1. b) (iii) Comment on the literary and rhetorical qualities of lines 8-28.
Chaucer adjusts the two speakers’ register and style over the course of these lines to the linguistic task at hand: enquiring, cursing, lamenting, promising. Pandarus begins by speaking in a way that marks both his familiarity with Criseyde – by his affectionate reference to his ‘nece swete’ – and his position as gentlemanly host – by lightly peppering his speech with higher register words drawn from Old French (‘allas’, ‘laiser’) and expressing polite concern for her well being. As he comes closer to her, he adopts a more direct manner, asking in simple sentences how things have progressed, revealing his real interest not in how she is but ‘how stant it’.

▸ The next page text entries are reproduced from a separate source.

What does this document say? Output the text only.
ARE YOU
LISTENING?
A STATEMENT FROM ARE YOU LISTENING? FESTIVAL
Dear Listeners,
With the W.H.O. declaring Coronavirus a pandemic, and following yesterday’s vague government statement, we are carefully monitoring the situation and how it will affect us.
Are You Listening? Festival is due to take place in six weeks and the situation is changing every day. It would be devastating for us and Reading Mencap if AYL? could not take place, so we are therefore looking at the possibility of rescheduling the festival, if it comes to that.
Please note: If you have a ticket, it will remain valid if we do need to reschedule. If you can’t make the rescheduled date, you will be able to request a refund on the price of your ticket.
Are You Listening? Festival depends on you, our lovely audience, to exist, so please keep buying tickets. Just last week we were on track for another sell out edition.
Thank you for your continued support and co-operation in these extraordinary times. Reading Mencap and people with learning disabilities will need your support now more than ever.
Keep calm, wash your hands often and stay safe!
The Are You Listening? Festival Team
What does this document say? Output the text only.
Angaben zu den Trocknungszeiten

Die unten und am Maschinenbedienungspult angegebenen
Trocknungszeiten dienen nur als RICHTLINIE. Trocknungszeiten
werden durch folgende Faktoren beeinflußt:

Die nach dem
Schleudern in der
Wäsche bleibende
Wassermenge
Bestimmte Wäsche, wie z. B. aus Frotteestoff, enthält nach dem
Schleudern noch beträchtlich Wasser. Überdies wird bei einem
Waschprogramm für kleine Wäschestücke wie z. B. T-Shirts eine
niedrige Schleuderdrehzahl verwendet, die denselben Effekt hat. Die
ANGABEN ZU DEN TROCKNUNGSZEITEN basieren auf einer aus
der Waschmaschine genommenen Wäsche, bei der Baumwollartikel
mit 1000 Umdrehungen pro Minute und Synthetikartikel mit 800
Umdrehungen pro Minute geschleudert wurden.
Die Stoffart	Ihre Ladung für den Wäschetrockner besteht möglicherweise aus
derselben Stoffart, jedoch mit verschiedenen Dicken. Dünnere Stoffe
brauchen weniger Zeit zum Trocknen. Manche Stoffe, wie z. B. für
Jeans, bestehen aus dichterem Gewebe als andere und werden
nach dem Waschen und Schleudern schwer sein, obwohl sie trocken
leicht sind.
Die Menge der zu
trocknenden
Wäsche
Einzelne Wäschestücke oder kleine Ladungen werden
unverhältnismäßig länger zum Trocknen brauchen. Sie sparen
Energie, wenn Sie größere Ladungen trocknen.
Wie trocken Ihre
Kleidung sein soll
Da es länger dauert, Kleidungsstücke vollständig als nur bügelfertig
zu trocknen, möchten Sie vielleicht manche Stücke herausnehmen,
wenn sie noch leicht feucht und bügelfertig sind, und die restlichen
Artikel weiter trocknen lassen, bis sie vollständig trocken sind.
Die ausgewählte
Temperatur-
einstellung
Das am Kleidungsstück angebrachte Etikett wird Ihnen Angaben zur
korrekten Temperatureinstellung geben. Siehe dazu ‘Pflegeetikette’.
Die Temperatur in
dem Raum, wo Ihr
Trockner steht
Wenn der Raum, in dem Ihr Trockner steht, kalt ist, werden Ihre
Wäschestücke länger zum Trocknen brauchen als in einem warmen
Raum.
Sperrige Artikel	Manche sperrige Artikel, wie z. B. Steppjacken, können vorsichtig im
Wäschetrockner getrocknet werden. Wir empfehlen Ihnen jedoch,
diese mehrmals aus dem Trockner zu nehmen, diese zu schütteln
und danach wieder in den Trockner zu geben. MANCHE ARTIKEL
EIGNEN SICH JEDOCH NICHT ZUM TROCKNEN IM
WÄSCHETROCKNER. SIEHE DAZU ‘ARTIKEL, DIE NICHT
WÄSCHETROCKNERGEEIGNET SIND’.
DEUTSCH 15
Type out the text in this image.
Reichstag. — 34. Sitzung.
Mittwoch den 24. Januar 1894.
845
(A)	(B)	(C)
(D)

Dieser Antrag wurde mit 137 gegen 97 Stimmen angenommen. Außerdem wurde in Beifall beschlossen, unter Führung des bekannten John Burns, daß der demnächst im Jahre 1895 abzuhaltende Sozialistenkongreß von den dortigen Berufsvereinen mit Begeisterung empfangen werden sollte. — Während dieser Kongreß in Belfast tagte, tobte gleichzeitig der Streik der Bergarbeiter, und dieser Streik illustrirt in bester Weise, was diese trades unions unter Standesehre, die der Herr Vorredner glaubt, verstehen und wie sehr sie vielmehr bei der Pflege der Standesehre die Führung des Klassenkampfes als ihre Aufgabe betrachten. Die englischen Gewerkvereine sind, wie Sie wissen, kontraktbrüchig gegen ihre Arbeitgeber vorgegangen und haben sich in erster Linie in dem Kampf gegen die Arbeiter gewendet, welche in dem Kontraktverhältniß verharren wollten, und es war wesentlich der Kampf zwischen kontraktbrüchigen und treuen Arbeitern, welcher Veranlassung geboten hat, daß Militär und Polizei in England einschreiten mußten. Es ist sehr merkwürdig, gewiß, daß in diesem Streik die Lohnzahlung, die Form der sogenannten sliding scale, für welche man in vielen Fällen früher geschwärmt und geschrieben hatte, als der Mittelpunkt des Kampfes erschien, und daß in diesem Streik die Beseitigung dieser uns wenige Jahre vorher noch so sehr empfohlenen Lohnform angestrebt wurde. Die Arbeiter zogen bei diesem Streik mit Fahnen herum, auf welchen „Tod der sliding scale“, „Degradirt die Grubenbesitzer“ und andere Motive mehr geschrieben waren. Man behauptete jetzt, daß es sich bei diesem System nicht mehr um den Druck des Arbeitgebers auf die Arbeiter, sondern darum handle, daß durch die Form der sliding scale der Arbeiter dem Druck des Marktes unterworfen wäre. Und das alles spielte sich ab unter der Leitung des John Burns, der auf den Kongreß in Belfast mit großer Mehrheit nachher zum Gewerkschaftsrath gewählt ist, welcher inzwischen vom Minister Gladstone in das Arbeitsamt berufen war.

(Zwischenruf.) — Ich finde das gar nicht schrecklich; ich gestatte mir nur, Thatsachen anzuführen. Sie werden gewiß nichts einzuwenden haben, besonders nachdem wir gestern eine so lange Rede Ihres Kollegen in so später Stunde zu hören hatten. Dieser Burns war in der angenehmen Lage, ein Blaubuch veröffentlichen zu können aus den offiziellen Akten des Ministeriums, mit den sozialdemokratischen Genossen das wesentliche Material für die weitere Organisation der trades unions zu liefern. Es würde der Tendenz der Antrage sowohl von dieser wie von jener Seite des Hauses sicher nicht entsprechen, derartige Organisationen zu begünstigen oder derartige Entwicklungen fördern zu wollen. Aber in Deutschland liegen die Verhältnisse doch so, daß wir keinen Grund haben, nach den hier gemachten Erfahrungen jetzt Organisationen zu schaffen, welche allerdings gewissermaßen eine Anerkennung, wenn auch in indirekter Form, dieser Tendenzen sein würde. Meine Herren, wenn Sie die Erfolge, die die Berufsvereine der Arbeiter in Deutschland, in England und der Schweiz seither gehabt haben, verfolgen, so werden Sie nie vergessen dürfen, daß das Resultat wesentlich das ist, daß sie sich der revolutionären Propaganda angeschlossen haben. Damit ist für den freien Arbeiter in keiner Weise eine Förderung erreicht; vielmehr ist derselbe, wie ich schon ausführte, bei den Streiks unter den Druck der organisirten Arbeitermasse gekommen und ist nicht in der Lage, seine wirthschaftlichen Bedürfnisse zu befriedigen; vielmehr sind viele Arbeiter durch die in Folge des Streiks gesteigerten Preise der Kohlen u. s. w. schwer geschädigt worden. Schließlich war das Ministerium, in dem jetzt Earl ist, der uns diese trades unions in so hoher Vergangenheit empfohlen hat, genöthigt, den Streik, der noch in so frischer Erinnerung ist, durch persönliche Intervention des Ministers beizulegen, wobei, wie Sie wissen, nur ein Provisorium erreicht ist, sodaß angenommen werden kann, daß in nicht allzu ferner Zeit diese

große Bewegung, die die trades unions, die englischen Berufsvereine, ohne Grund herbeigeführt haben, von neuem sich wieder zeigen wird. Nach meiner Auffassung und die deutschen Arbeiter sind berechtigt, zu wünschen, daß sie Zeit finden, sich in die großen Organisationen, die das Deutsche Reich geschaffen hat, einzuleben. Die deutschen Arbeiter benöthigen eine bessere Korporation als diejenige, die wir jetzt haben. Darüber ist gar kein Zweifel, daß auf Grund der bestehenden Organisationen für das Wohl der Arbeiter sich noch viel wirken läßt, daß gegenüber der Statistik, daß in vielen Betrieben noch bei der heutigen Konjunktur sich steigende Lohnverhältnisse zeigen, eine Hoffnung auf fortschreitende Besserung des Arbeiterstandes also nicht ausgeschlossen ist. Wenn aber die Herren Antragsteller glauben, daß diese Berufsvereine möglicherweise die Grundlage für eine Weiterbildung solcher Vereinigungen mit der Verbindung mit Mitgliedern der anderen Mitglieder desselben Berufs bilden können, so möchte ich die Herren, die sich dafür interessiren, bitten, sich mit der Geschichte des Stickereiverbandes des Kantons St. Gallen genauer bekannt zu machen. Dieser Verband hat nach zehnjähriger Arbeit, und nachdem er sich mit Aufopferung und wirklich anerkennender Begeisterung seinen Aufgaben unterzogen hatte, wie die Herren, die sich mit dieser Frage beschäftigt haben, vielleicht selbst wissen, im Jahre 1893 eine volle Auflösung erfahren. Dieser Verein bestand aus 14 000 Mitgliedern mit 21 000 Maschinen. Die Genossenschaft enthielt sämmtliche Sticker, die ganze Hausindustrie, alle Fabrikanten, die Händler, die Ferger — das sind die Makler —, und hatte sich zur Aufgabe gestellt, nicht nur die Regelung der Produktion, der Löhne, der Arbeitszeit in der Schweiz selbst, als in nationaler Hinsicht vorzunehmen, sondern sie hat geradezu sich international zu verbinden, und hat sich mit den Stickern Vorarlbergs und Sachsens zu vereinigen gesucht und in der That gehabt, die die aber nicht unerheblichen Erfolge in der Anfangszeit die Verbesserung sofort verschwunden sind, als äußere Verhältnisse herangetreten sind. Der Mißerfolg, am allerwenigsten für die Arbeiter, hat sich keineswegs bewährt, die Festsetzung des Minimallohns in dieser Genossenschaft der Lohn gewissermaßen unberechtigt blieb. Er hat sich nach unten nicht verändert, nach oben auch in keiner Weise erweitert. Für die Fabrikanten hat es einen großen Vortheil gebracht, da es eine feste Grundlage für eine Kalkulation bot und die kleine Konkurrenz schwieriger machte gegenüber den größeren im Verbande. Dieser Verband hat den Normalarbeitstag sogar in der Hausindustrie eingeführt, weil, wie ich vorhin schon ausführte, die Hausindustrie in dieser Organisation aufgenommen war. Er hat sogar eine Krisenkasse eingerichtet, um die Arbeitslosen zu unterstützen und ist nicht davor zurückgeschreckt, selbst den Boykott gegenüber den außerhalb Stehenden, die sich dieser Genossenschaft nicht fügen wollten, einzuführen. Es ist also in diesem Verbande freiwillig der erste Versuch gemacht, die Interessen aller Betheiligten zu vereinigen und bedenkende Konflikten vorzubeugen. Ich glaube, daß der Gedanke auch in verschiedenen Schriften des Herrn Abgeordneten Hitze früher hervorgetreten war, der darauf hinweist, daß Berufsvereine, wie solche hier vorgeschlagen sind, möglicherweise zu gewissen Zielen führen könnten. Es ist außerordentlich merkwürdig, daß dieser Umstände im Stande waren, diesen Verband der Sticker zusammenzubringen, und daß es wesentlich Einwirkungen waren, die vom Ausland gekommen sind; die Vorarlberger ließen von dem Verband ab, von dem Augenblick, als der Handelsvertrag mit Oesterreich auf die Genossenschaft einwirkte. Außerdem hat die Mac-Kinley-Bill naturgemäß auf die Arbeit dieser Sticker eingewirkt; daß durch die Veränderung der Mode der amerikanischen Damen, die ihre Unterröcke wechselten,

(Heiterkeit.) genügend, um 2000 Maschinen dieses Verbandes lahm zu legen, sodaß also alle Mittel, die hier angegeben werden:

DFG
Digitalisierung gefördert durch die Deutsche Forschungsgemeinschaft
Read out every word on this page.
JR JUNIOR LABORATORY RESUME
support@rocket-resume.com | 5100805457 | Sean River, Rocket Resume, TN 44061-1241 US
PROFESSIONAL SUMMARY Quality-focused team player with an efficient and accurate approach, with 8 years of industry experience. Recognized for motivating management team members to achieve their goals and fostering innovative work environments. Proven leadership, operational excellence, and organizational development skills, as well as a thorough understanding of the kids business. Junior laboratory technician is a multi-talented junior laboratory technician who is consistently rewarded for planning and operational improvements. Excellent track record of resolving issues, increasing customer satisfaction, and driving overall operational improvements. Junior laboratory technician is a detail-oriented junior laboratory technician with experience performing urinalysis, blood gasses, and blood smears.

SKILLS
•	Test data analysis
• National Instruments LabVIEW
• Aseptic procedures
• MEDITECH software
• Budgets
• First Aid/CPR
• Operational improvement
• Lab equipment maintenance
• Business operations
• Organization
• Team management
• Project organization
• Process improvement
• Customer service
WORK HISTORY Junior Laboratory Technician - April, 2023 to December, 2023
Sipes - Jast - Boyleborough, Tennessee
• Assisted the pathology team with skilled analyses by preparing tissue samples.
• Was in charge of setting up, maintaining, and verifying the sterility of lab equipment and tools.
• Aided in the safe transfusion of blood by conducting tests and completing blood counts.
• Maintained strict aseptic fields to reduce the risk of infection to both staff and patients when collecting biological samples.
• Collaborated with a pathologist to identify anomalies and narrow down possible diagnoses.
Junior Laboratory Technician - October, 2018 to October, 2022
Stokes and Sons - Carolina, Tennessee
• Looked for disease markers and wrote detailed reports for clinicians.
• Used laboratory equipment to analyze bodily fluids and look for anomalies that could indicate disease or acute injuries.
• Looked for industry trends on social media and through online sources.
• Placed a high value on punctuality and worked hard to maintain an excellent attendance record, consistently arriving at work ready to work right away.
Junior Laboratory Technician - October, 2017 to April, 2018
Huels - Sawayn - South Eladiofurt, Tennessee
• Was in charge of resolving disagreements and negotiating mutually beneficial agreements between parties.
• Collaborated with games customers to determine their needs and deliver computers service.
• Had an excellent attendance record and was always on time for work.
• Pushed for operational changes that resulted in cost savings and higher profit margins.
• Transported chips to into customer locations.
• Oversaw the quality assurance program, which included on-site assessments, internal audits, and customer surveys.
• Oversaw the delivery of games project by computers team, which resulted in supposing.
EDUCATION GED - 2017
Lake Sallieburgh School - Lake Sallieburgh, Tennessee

Criseyde adopts a similarly colloquial style in her response, rebuking him in a series of clauses made more forceful by the lack of conjunctions (‘Nevere the bet for yow, Fox that ye ben! God yeve youre herte kare!’) and using idiomatic expressions that reflect her low evaluation of him in style and meaning (‘Fox that ye ben’, ‘for al youre wordes white’). Yet neither Criseyde nor Pandarus abandon politeness altogether, continuing to address each other – as is their habit – with the polite form of the second person pronoun (‘ye’) – and Criseyde’s final sentence (21) seems self-conscious, shifting to a more elevated register with the apostrophe (‘O…’) and aphoristic declaration (‘whoso seeth yow…’).
When Pandarus speaks again he reflects this shift, adopting a hyperbolic tone in offering her his head in retribution. The seeming gravitas of his offer is undermined by his everyday language, with predominantly monosyllabic words drawn entirely from Old English roots (apart from ‘Nece’) and a very regular metre that emphasises these qualities.